Holbrook v. Taylor
Facts
Appellants owned unenclosed, hilly woodland over which a 10- to 12-foot-wide roadway about 250 feet long had been used since 1944 with their permission. Appellees bought an adjoining three-acre homesite in 1964, built a residence there in 1965, and used the roadway with appellants' actual consent or tacit approval to bring in workmen, machinery, materials, and supplies, to improve the premises, and to access the completed home. Appellees also widened the road, installed a culvert, and graveled part of it at a cost of about $100, and there was no other location over which a roadway could reasonably be built to provide an outlet. In 1970, after a dispute over a requested writing, appellants blocked the road with a steel cable and posted no-trespassing signs, prompting this suit.
Issue
Whether appellees acquired a right to use the roadway either by prescription or, alternatively, by estoppel. More specifically, whether a permissive roadway license became irrevocable after appellees relied on it in constructing and improving their home and the roadway.
Rule
A prescriptive easement requires open, peaceable, continuous use under a claim of right adverse to the owner, with the owner's knowledge and acquiescence, for 15 years.
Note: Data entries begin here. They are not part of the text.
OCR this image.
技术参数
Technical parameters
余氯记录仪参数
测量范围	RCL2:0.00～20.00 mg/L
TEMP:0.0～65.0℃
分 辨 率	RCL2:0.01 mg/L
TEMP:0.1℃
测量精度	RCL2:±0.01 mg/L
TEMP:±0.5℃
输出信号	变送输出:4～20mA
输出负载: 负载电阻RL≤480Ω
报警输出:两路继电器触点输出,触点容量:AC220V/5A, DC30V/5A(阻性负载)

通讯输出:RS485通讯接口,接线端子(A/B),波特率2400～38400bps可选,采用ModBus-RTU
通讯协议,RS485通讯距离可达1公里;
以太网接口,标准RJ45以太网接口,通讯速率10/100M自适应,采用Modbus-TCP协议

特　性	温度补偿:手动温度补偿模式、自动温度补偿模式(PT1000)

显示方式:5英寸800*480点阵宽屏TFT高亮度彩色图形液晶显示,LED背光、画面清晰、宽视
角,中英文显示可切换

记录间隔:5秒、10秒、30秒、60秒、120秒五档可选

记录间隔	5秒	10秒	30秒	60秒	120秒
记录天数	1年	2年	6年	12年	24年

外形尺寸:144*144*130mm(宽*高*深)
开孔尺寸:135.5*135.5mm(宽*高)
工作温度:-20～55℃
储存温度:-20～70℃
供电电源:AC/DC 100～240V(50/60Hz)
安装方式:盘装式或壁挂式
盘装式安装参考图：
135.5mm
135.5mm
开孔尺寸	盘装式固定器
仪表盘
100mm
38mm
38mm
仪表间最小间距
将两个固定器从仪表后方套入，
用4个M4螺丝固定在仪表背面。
Separately, where a license is not a bare right of entry but includes use of land in the nature of an easement, and the licensee, with the licensor's knowledge, consent, or acquiescence, erects improvements or makes substantial expenditures in reliance on the license, the license becomes irrevocable and continues for so long a time as the nature of the license calls for; in effect, it becomes a grant through estoppel.